Au-delà de la technique : la pensée du mouvement

La technesthésique n’est nullement la manie de la technique (de même que sa phobie, quand elle est trop systématique, prive de stimulantes épreuves esthétiques). Commentant encore sa motivation de cinéaste, à son origine, McLaren répond ainsi à la question de savoir ce qui l’« intéressait davantage : la technique ou le mouvement? » (ELB, 24) :

Le mouvement. J’avoue que l’aspect technique ne m’intéressait pas particulièrement. J’avais trouvé une technique très simple et peu coûteuse de dessiner directement\sur la pellicule et cette technique je l’ai utilisée dans de nombreux films par la suite. Donc la technique ne m’attirait pas spécialement. J’étais plutôt fasciné par le mouvement, par l’image.

Cette insistance sur le mouvement nous ramène au thème principal de la pensée-cinéma, celui qu’on trouve chez Epstein, Eisenstein, Benjamin, Deleuze, etc. Toutefois, on l’a suggéré, la nécessaire dissociation des plans de la dynamique diégétique et de la dynamique perceptive ne permet pas une évaluation directe, à l’aune de la théorie de la pensée-cinéma, d’une sorte de films où l’économie diégétique, c’est-à-dire l’absorption de la perception de réalité par la postulation et le développement d’un monde, est absente, même si — il faut encore le souligner — des bribes ou des schèmes diégétiques y existent. On pourrait supposer, puisque manquent les ingrédients qui, en mijotant dans le film-roman ou dans le documentaire, dirigent l’attention vers l’impression de réalité, que cette absence fasse régresser le film d’animation à la perception pure du pur mouvement, mais la luxuriance, la variation, sur les plans technesthésique et thématique, dans chaque film autant que de film à film, nous empêche de le conjecturer. Ces ingrédients ne sont pas rapportés au roman d’un monde, ils n’en sont pas moins prégnants.

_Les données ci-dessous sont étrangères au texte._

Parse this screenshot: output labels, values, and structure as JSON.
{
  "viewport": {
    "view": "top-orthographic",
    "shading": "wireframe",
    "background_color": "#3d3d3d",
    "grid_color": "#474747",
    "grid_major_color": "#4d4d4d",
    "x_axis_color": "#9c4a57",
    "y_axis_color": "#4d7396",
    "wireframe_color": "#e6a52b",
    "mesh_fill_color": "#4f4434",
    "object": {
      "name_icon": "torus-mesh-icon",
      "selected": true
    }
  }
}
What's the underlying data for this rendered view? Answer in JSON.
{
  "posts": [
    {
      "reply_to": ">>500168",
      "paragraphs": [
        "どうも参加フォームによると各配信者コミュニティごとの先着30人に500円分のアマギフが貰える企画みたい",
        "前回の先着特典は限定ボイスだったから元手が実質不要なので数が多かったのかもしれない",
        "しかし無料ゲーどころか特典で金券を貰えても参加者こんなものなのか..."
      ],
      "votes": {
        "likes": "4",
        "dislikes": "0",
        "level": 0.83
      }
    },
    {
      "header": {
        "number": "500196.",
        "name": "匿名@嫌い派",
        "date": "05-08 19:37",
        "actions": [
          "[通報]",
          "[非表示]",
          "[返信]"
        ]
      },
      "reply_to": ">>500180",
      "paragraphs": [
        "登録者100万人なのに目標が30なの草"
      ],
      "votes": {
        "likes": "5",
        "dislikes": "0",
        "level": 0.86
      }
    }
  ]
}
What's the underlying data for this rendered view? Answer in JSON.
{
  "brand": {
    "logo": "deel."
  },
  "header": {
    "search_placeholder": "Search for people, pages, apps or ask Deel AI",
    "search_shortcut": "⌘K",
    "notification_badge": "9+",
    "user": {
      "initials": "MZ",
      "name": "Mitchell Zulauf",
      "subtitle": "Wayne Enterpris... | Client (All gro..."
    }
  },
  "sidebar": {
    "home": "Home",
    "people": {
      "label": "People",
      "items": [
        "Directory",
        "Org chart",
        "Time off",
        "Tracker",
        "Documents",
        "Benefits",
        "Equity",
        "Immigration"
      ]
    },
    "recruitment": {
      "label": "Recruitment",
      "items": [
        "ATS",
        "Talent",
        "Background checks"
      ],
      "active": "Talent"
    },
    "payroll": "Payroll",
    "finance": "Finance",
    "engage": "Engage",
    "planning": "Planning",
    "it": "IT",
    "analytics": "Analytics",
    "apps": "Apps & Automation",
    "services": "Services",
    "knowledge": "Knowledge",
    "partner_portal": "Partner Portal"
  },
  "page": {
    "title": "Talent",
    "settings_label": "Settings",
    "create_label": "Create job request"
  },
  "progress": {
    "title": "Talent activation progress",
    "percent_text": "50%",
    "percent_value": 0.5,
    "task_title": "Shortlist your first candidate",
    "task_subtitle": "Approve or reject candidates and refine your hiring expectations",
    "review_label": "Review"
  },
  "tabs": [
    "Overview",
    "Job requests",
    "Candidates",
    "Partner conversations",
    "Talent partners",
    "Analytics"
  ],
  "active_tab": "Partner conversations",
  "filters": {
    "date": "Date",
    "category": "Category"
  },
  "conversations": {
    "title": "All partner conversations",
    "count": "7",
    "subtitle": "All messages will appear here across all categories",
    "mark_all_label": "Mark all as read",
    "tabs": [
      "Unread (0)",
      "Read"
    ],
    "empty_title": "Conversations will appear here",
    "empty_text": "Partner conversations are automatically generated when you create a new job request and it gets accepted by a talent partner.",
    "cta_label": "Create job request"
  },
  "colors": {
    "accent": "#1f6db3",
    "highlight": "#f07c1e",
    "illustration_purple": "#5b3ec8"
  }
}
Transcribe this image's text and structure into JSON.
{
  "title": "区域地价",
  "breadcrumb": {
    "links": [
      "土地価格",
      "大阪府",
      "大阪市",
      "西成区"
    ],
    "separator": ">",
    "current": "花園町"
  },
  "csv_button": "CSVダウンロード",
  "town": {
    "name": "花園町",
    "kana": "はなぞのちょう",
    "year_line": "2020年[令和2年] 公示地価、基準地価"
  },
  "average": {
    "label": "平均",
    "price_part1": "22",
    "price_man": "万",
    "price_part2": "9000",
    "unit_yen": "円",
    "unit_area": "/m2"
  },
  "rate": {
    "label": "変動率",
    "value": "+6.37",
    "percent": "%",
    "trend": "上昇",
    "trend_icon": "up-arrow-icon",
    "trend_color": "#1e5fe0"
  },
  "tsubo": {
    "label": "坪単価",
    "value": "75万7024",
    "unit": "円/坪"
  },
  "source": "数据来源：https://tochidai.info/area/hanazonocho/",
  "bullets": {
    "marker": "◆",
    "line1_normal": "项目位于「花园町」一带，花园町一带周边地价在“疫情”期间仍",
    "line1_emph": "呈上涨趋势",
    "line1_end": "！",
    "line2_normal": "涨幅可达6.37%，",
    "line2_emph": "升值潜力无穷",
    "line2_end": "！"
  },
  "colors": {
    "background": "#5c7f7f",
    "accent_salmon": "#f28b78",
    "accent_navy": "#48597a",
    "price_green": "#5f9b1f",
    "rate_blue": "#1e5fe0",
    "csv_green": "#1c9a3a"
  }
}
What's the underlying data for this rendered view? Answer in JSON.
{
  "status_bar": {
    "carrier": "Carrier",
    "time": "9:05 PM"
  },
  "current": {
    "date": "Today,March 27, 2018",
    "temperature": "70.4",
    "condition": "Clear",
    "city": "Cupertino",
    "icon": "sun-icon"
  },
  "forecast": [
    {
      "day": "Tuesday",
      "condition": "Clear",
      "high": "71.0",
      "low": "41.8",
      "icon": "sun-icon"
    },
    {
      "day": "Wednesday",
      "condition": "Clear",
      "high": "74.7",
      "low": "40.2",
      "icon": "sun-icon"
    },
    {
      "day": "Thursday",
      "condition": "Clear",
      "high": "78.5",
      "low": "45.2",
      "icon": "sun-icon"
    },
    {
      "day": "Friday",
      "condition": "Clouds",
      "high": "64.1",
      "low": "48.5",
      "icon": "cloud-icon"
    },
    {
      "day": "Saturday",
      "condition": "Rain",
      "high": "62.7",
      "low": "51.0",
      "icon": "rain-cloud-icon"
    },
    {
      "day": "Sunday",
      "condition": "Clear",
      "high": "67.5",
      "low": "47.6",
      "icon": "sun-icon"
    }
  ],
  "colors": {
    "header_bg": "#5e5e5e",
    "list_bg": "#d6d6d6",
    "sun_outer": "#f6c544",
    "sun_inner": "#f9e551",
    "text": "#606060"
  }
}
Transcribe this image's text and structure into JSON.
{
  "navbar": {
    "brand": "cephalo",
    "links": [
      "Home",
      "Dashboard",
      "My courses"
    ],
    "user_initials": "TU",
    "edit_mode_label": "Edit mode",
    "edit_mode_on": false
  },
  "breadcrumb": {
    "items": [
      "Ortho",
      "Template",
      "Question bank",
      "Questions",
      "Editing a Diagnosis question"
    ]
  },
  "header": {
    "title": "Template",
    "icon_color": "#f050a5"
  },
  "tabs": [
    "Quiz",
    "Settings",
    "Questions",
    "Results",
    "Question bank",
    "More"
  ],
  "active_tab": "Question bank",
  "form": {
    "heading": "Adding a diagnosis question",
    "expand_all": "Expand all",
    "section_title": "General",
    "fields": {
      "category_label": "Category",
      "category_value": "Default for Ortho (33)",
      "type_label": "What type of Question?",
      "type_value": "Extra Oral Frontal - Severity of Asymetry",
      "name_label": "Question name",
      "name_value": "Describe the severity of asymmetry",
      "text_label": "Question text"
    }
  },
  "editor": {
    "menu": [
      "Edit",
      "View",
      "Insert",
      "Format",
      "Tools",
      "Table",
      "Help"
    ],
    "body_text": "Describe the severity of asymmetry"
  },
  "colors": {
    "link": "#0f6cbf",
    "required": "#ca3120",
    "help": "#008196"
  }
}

     Cela dit, l’idée de régression, consonante avec l’attachement au surréalisme, n’est pas dénuée de sens. Il y a, dans tout film d’animation, un caractère enfantin, un côté ludique, mais aussi, selon le thème freudien, le sérieux du jeu; car, si chaque film de McLaren est une expérience spécifique de mouvement, cette variation en elle-même ludique n’empêche nullement la visée didactique comme l’atteste le commentaire de Ballet adagio (1972), tourné au ralenti : « il m’a semblé qu’un film réalisé à un rythme quatre fois plus lent que normalement aiderait beaucoup mieux les étudiants. Ils pourraient percevoir et comprendre plus facilement la mécanique des mouvements complexes et difficiles à exécuter » (ELB, p. 90). On ne peut pas parler de pur mouvement, de mouvement brut ou vierge, non seulement compte tenu des ingrédients matériels et thématiques des films, mais encore étant donné la diversité, voire la disparité, des conceptions du mouvement lui-même que chaque film illustre. Le cinéma de McLaren n’est pas seulement une pensée mise en mouvement, à l’aune d’une poïétique foisonnante; il est aussi une constante pensée du mouvement, à l’aune de la variation qui, film après film, affecte ce paramètre fondamental. L’inventaire de l’œuvre du cinéaste est aussi un inventaire des figures du mouvement.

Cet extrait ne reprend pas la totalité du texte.